Herbert Stein, an orthopedic specialist, said in an interview that he had given up performing surgery five years ago because his annual premium would have risen to $140,000 from $90,000
“I obviously would be doing most of the surgery to pay off the premium,” said Stein, who was chief of orthopedic surgery for 20 years at Frankford Hospitals in Philadelphia and nearby Bucks County, Pennsylvania.
Orthopedic surgeons are frequent targets of malpractice suits because people with smashed knee joints “are not going to have a good result no matter what you do,” Stein said.
In Pennsylvania, where the cost of malpractice payouts per doctor in 2004 was more than double the national average, hospitals and clinics are having trouble recruiting doctors, said Mark Piasio, chief of surgery at the DuBois Regional Medical Center and president of the Pennsylvania Medical Society.
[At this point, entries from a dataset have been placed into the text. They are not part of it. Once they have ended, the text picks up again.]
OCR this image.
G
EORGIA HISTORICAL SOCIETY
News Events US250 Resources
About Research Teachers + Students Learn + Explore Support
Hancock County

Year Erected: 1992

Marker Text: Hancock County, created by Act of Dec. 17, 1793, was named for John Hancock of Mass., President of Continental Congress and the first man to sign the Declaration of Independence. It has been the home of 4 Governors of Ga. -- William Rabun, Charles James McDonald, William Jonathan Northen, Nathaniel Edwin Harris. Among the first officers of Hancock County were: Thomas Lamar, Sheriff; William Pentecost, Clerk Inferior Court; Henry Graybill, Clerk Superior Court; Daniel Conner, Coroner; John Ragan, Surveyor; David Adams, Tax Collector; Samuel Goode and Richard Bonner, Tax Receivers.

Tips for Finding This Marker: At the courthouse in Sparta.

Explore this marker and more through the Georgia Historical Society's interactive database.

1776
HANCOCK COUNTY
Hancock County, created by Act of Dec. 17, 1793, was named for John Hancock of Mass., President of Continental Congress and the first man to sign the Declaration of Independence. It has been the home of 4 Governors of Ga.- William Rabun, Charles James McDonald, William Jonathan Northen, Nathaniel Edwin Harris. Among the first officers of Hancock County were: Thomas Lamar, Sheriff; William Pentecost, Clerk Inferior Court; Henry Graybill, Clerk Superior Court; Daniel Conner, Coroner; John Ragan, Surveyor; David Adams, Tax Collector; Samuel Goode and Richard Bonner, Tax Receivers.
“Nobody is coming to Pennsylvania,” Piasio said. “We are struggling badly in obstetrics.” He said matters were particularly dire in rural towns. Unlike large companies, medical practices are “basically small retail businesses” that cannot pass along liability costs to patients, Abraham said.
He favors making hospitals and health maintenance organizations liable for malpractice. He said doctors helped block that idea when it was proposed by former President Bill Clinton’s health care task force because they feared loss of autonomy if hospitals assumed their liability.
Some of the anecdotal evidence in the debate is provided by the personal experiences of lawmakers. The Senate Democratic leader, Harry Reid of Nevada, said he would have had surgery on the wrong foot if he had not noticed a black mark on his right foot as he was being wheeled into the operating room.
“They erased the black mark on my foot and did the surgery on the left foot,” Reid recalled.
Senator Richard Burr, a North Carolina Republican who supports the cap, related how a college classmate who treated kidney diseases said his liability premiums had soared 300 percent even though he practiced a specialty that rarely generated lawsuits.
Patrick Leahy, a Vermont Democrat who opposes the legislation, told fellow senators a story about Diana Winn Levine, a musician in his state whose left arm was amputated because of complications caused by the injection of a sedative to treat migraine headaches.
In addition to $2.4 million for medical expenses, a jury awarded Levine $5 million for “daily pain” and “loss of enjoyment,” Leahy said, or $4.75 million more than the congressional cap would allow.